CocoRosie na żywo we Wrocławiu

Wojciech Jakubowski | Utworzono: 09.04.2013, 20:54
A|A|A

fot. mat. prasowe organizatora

CocoRosie wystąpią we Wrocławiu już 25 czerwca. Koncert w ramach cyklu City Sounds zaplanowano w Klubie Eter. Będzie to część europejskiej trasy, która pod koniec maja rozpocznie się w Berlinie. W tym samym czasie - 27 maja - ukaże się najnowszy album duetu - "Tales of A Grass Widow".

W czerwcu ubiegłego roku siostry przedstawiły kompozycję "We Are On Fire", wtedy to swoją premierę miał singiel pod tym samym tytułem. Obok utworu tytułowego nagranego z udziałem Dave'a Siteka z TV on the Radio, znaleźć tam mogliśmy jeszcze jedną premierę: "Tearz For Animals" z gościnnym udziałem Antony'ego Hegarty z Antony and the Johnsons.

28 lipca 2012 roku artystki wystąpiły z projektem „We Are On Fire" na dziedzińcu wrocławskiego Arsenału w ramach festiwalu T-Mobile Nowe Horyzonty. Na scenie towarzyszyli im: Rajasthan Roots - grupa muzyków z Indii oraz beatboxer Tez.

Teraz powracają nie tylko z nowym materiałem, ale i ponownie zawitają do naszego miasta.

- Mamy nadzieję, że czerwcowy występ amerykańskich artystek zaintryguje wszystkich przybywających na ich koncert. Jesteśmy przekonani, że ich niezwykła ekspresja i jakże specyficzny styl śpiewanie porwie słuchających i wprowadzi ich w niepowtarzalny klimat - zachęcają organizatorzy koncertu. Bilety już trafiły do sprzedaży.

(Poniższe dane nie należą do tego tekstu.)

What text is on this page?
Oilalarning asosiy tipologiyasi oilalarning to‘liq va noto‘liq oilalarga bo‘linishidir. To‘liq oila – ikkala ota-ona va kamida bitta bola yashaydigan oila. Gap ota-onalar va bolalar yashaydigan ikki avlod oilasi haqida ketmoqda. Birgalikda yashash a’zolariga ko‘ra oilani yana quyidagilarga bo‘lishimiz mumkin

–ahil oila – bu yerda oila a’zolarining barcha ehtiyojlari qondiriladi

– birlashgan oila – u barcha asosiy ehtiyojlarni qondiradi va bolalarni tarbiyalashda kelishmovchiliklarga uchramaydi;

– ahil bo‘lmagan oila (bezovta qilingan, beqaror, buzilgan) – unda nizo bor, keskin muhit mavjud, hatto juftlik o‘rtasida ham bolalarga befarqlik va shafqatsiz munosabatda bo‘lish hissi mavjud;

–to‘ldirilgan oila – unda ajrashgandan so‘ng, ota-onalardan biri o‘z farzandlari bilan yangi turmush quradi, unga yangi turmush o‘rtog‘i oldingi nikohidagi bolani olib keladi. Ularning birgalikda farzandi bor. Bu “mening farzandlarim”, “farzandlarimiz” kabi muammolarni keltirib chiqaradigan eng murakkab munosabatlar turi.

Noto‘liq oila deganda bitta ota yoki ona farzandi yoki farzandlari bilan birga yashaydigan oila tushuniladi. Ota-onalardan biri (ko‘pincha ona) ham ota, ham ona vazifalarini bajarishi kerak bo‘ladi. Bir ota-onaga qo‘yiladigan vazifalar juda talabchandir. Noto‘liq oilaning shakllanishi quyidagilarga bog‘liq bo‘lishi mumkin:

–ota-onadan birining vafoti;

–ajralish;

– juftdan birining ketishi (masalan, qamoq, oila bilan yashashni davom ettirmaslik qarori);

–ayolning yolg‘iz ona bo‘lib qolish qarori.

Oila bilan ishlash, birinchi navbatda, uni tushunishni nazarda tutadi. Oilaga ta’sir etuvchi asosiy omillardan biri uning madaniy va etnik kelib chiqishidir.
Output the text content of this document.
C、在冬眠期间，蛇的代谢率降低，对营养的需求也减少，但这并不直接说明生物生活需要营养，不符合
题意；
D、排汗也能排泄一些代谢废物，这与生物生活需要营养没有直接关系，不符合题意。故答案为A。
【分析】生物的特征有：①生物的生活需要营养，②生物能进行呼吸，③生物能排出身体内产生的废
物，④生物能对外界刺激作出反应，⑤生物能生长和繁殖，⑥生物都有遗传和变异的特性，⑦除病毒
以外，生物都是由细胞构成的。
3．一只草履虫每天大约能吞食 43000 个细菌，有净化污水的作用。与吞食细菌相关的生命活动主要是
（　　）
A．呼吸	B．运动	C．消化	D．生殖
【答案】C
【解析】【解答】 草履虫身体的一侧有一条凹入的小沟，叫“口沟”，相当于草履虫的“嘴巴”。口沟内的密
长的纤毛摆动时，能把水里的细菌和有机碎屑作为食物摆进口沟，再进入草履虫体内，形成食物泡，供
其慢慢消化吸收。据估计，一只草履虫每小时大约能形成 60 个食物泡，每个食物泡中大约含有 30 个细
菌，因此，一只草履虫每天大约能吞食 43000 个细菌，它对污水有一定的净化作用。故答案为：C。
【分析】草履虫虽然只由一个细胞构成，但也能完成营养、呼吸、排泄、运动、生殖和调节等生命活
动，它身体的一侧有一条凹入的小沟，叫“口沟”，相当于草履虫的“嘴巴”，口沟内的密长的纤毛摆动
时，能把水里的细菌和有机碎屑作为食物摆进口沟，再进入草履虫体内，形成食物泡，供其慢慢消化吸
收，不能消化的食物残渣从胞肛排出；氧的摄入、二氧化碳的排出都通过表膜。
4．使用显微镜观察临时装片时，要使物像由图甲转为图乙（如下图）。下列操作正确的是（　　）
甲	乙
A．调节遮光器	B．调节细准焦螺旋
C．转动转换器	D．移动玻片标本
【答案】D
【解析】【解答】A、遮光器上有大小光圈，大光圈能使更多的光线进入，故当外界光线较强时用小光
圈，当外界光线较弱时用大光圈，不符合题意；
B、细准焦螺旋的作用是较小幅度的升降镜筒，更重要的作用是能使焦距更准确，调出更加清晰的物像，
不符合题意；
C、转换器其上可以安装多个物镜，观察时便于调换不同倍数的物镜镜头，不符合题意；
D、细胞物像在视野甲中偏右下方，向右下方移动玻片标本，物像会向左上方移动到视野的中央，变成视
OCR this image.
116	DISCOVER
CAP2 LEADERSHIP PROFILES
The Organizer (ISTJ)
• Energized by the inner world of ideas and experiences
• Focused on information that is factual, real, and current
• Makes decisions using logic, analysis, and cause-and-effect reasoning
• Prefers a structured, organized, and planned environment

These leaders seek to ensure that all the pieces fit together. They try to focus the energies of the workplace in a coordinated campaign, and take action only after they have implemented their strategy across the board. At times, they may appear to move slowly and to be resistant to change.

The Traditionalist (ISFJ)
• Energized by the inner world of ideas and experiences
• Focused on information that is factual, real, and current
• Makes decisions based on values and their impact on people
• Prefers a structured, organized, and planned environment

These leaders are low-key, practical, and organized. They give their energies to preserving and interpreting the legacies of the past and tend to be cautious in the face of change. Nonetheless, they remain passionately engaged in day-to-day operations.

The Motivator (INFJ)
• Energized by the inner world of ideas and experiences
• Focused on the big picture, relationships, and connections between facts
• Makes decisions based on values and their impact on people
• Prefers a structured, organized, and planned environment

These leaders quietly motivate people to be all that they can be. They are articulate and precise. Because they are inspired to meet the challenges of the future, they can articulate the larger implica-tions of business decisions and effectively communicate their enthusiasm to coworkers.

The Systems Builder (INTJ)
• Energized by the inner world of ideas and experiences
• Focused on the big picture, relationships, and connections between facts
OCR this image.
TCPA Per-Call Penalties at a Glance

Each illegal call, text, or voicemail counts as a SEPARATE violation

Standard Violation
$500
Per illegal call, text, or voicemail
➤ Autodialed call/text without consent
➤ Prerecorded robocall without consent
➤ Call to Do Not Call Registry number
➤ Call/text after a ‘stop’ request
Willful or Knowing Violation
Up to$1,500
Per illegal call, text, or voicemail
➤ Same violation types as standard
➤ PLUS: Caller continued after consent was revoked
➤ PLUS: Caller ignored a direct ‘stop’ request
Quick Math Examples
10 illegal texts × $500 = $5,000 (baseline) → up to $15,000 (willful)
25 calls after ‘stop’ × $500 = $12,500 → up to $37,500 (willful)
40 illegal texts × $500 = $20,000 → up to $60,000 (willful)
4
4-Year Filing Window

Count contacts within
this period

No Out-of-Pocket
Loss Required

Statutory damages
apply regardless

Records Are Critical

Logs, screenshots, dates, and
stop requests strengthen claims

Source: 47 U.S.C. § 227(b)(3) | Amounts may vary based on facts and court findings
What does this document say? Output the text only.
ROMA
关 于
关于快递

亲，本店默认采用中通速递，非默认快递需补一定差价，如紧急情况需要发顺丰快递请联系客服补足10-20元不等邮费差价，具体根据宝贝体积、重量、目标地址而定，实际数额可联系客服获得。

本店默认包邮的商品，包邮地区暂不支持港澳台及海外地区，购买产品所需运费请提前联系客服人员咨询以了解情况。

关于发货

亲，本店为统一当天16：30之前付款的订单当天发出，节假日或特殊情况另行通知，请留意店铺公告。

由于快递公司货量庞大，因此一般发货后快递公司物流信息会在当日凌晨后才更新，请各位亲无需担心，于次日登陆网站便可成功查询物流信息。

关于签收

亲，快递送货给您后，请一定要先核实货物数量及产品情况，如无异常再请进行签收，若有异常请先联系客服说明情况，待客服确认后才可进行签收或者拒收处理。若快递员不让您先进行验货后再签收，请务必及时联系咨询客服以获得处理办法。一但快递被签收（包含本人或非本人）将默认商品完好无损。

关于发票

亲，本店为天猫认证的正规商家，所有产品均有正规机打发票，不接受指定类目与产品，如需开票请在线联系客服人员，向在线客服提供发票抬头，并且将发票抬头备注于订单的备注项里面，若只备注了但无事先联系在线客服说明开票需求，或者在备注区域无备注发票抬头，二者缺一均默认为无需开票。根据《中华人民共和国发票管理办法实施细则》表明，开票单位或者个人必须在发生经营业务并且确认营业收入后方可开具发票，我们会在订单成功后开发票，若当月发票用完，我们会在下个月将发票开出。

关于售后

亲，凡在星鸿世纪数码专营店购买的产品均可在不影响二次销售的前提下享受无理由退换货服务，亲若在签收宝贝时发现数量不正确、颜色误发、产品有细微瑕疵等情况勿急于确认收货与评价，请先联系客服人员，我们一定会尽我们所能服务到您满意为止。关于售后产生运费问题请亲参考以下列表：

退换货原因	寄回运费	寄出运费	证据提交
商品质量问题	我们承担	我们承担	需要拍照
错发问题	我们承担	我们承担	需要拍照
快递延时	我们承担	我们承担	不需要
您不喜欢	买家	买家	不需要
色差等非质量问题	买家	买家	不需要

Za produkcję „Tales of a Grass Widow” odpowiada Valgeir Sigurosson, który ma na koncie współprace z takimi wykonawcami, jak: Björk, Múm czy Leslie Feist. Znajdzie się na nim 11 premierowych kompozycji, w których nie zabraknie gościnnych popisów Anthony’ego Hegarty, artysty od samego początku związanego z siostrami Casady.

Właśnie ukazał się kolejny singiel promujący album - trafiła na niego kompozycja „After The Afterlife”.

W ciągu dekady swojej działalności CocoRosie wypracowały niepowtarzalny i jednocześnie niezwykle charakterystyczny styl. Trudny do podrobienia, ale i sklasyfikowania. Ich kompozycje od samego początku były pełne zaskakujących pomysłów i zwrotów "akcji", połamanych dźwięków, niekiedy wręcz hermetycznych, którym towarzyszy dziewczęcy, nieco piskliwy głos śpiewających sióstr. To muzyka oryginalna, pełna wyjątkowego, niekiedy trudno przyswajalnego klimatu. Mimo to - albo jak kto woli: dzięki temu - grono fanów zachwyconych ich dokonaniami stale rośnie.

CocoRosie 25.06.13, g.20:00, klub Eter

Koncert odbędzie się w ramach cyklu City Sounds, nad którym patronat objęło Radio RAM.